The feistiness that he displays as IMAX’s co-CEO came early in life to Mr. Gelfond. The son of a Plainview, Long Island, furrier, Leo, and his wife Sara, he graduated from the State University of New York at Stony Brook. He got his first job when he was 8 years old shining shoes. As a teenager, he produced a monthly newspaper for young people called “New York Ball,” which focused on sports and had a circulation of 25,000. He sustained it through ads and subscriptions for 18 months.
From Stony Brook, it was on to Northwestern University, where he obtained a law degree. Then Mr. Gelfond clerked for Judge Max Rosenn of the U.S. Court of Appeals, Third Circuit. Then it was on to a robust tenure at the New York law firm of Cleary Gottlieb Steen & Hamilton, where he worked on some of the biggest mergers and acquisitions of the 1980s.
“But I realized that I was an entrepreneur at heart,” Mr. Gelfond said. In 1985, he started a venture-capital company, and then founded a dry-cleaning outfit that he nurtured into a chain of 30 stores on Long Island and in Queens. He sold the business to Colgate-Palmolive, and then joined Drexel Burnham Lambert, where he strengthened his financial skills.
When Mr. Gelfond and Mr. Wechsler acquired IMAX, it had 90 theaters. They produced 20 or so nature and science documentaries – at about $5 million to $10 million each – and steadily increased the number of theaters showing IMAX films.
But it was their wooing of Hollywood that transformed the company a year or so ago.

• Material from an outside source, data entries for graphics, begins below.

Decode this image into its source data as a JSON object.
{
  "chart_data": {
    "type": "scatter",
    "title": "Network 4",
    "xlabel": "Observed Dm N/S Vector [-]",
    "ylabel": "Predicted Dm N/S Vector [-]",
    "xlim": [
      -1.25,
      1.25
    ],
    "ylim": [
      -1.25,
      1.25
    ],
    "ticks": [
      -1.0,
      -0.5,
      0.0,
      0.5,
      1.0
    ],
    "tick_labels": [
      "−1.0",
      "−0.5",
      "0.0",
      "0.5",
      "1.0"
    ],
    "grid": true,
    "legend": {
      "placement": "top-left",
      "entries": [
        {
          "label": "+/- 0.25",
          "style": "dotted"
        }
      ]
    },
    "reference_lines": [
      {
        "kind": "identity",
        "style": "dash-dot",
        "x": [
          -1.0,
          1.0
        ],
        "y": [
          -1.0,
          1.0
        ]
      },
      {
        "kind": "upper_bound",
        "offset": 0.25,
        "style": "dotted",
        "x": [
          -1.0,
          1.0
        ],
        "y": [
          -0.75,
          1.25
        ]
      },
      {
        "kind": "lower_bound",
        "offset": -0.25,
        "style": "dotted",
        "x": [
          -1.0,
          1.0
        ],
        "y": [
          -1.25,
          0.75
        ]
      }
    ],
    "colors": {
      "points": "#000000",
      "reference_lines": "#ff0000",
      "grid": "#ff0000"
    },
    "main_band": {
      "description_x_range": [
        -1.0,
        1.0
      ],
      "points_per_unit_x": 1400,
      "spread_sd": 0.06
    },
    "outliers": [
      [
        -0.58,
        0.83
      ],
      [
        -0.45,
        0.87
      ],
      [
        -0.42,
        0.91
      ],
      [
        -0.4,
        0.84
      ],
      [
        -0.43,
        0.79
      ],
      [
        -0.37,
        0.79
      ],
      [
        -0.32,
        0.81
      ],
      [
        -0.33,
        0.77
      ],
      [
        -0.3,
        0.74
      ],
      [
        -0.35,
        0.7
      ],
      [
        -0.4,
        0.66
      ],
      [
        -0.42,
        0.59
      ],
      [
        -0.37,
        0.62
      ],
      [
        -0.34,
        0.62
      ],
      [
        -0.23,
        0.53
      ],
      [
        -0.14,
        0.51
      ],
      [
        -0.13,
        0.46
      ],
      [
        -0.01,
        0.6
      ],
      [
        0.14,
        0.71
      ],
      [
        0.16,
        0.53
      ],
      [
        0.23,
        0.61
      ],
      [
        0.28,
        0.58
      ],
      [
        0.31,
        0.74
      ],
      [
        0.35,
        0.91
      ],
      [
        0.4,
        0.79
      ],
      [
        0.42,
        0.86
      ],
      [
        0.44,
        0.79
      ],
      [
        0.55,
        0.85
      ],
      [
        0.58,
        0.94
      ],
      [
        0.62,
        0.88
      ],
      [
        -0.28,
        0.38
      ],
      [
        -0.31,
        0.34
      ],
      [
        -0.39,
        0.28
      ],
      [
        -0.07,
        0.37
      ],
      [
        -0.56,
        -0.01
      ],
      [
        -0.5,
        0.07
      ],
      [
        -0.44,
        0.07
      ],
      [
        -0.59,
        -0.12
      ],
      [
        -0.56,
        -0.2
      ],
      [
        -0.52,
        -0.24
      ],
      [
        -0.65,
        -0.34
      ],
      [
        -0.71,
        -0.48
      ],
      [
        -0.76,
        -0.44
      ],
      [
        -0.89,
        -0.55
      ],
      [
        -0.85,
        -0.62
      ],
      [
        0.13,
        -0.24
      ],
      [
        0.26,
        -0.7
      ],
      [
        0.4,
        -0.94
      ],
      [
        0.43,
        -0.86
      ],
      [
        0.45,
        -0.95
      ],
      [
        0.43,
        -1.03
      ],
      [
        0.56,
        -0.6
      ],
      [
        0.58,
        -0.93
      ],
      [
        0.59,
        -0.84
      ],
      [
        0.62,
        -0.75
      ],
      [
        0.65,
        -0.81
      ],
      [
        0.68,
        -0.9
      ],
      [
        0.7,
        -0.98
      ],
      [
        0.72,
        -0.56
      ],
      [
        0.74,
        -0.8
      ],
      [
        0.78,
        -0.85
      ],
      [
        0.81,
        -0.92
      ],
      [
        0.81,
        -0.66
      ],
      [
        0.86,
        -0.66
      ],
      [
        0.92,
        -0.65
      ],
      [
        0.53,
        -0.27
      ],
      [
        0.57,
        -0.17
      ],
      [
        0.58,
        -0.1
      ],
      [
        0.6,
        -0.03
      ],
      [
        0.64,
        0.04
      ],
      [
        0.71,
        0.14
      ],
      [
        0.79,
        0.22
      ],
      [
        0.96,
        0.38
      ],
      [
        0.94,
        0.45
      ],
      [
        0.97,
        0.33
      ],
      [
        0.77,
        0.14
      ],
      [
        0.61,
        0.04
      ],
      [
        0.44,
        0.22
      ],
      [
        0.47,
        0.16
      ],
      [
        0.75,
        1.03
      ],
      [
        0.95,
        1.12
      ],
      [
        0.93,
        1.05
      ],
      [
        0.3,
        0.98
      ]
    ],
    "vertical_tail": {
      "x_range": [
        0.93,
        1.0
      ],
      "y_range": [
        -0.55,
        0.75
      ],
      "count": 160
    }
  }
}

“Essentially, we slashed the cost of converting a traditional movie theater into an IMAX,” Mr. Gelfond said. That cost is now about $1 million, which theaters can recoup within three years if they average 100,000 paying customers annually. Moreover, the cost of converting 35 mm films to IMAX is now about $5 million, including marketing – a bargain for Hollywood producers.
“We felt that there were audiences out there that could be tapped by Hollywood – people who were willing to pay a premium price for getting a premium movie going experience,” Mr. Gelfond said.
He acknowledged that new technologies such as plasma and high-definition TV screens, satellite cable services, and early release of movies on DVD – two months after theater release, down from the traditional year or so before availability in DVD – had made it more convenient for consumers to stay at home to obtain entertainment.
“People need a reason to get off their couches, get out of their homes, and go to a theater,” Mr. Gelfond said. “IMAX is giving them that reason.”
And the geographical market for IMAX’s growth?
“More than 900 areas, of which just 300 are in America,” Mr. Gelfond said. ‘There’s a big market for the really big screens out there.”